The DP is performed layer by layer. Instead of storing the entire k × n table, only the previous layer and current layer are needed, reducing memory usage to O(n).
Each valid split position j generates a line:
$$y = -P[j] \cdot x + dp[t-1][j] + \frac{P[j]^2-P[j]}{2}$$
These lines are maintained in a monotonic convex hull. Since prefix sums are strictly increasing, slopes are inserted in sorted order and query points also arrive in sorted order. This enables the classic deque-based Convex Hull Trick with amortized constant-time insertions and queries.
The value returned by the hull is combined with:
$$\frac{P[i]^2+P[i]}{2}$$
to obtain the final DP transition value.
Go Solution
package main
import "math"
type Line struct {
m int64
b int64
}
func (l Line) value(x int64) int64 {
return l.m*x + l.b
}
func bad(l1, l2, l3 Line) bool {
return (l3.b-l1.b)*(l1.m-l2.m) <= (l2.b-l1.b)*(l1.m-l3.m)
}
func minPartitionScore(nums []int, k int) int64 {
n := len(nums)
prefix := make([]int64, n+1)
for i := 0; i < n; i++ {
prefix[i+1] = prefix[i] + int64(nums[i])
}
const INF int64 = math.MaxInt64 / 4
dpPrev := make([]int64, n+1)
for i := 1; i <= n; i++ {
dpPrev[i] = INF
}
for t := 1; t <= k; t++ {
dpCur := make([]int64, n+1)
for i := range dpCur {
dpCur[i] = INF
}
hull := make([]Line, 0)
j := t - 1
if dpPrev[j] < INF {
b := dpPrev[j] + (prefix[j]*prefix[j]-prefix[j])/2
hull = append(hull, Line{-prefix[j], b})
}
head := 0
for i := t; i <= n; i++ {
x := prefix[i]
for len(hull)-head >= 2 &&
hull[head].value(x) >= hull[head+1].value(x) {
head++
}
best := hull[head].value(x)
a := (x*x + x) / 2
dpCur[i] = a + best
if dpPrev[i] < INF {
newLine := Line{
-prefix[i],
dpPrev[i] + (prefix[i]*prefix[i]-prefix[i])/2,
}
for len(hull)-head >= 2 &&
bad(hull[len(hull)-2], hull[len(hull)-1], newLine) {
hull = hull[:len(hull)-1]
}
hull = append(hull, newLine)
}
}
dpPrev = dpCur
}
return dpPrev[n]
}
Go-Specific Notes
Go uses int64 throughout because segment sums can become large and the quadratic cost function can exceed the range of a 32-bit integer.
The convex hull is implemented with a slice and a moving head pointer instead of a deque.
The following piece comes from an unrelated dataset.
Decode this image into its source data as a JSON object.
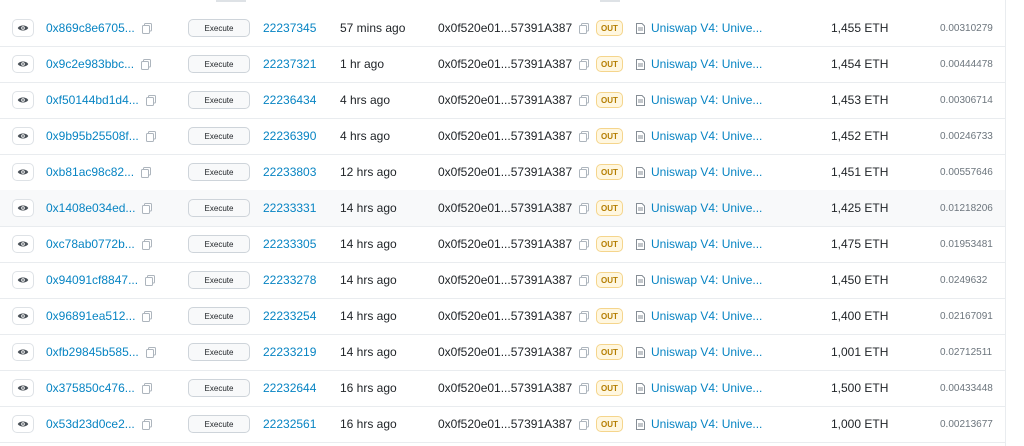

This avoids expensive front removals while preserving amortized constant-time operations.
Worked Examples
Example 1
Input:
nums = [5,1,2,1]
k = 2
Prefix sums:
| i | P[i] |
|---|---|
| 0 | 0 |
| 1 | 5 |
| 2 | 6 |
| 3 | 8 |
| 4 | 9 |
After computing the first DP layer:
| i | dp[1][i] |
|---|---|
| 1 | 15 |
| 2 | 21 |
| 3 | 36 |
| 4 | 45 |
Now compute the second layer.
For i=4, the candidate splits are:
| Split j | Partition | Cost |
|---|---|---|
| 1 | [5] [1,2,1] | 15 + 10 = 25 |
| 2 | [5,1] [2,1] | 21 + 6 = 27 |
| 3 | [5,1,2] [1] | 36 + 1 = 37 |
Minimum:
25
Answer:
25
Example 2
Input:
nums = [1,2,3,4]
k = 1
Prefix sum:
10
Only one segment exists.
Value:
$$\frac{10 \cdot 11}{2} = 55$$
Answer:
55
Example 3
Input:
nums = [1,1,1]
k = 3
Every element must form its own segment.
Each segment:
$$\frac{1\cdot2}{2}=1$$
Total:
1 + 1 + 1 = 3
Answer:
3
Complexity Analysis
| Measure | Complexity | Explanation |
|---|---|---|
| Time | O(kn) | Each DP layer performs O(n) hull insertions and O(n) hull queries |
| Space | O(n) | Only two DP rows and one convex hull are stored |
The key observation is that every line enters the convex hull exactly once and leaves it at most once. Similarly, each query removes obsolete lines only once. Therefore the convex hull operations are amortized constant time, yielding O(kn) total complexity.
Test Cases
sol = Solution()
assert sol.minPartitionScore([5, 1, 2, 1], 2) == 25 # example 1
assert sol.minPartitionScore([1, 2, 3, 4], 1) == 55 # example 2
assert sol.minPartitionScore([1, 1, 1], 3) == 3 # example 3
assert sol.minPartitionScore([7], 1) == 28 # single element
assert sol.minPartitionScore([1, 1], 1) == 3 # no split
assert sol.minPartitionScore([1, 1], 2) == 2 # every element separate
assert sol.minPartitionScore([10, 10, 10], 3) == 165 # all singleton segments
assert sol.minPartitionScore([1, 2, 3], 2) == 10 # optimal internal split
assert sol.minPartitionScore([10000] * 10, 10) == 500050000 # large values
assert sol.minPartitionScore([2, 3, 5, 7, 11], 5) == (
3 + 6 + 15 + 28 + 66
) # k = n
Test Summary
| Test | Why |
|---|---|
[5,1,2,1], k=2 |
Official example |
[1,2,3,4], k=1 |
Entire array must remain one segment |
[1,1,1], k=3 |
Every element isolated |
[7], k=1 |
Smallest possible input |
[1,1], k=1 |
No partition allowed |
[1,1], k=2 |
Maximum partition count for length 2 |
[10,10,10], k=3 |
All singleton segments |
[1,2,3], k=2 |
Verifies nontrivial split choice |
| Large values | Checks 64-bit arithmetic |
k=n case |
Verifies boundary behavior |
Edge Cases
When k = 1
The entire array must be treated as a single segment. A buggy implementation might still attempt to place partition boundaries. The DP initialization correctly handles this case because only transitions from dp[0][0] are valid, producing exactly one segment covering the entire array.
When k = n
Every element must become its own segment. This is a common source of indexing mistakes because only one split position is valid at each step. The implementation enforces valid split positions through the j >= t-1 condition, ensuring the DP never creates empty segments.
Large Segment Sums
Since nums[i] can be as large as 10^4 and there can be 1000 elements, prefix sums may reach 10^7. The cost formula contains a square term, producing values around 10^14. Using 32-bit integers would overflow. Both implementations use 64-bit arithmetic for all cost computations, guaranteeing correctness.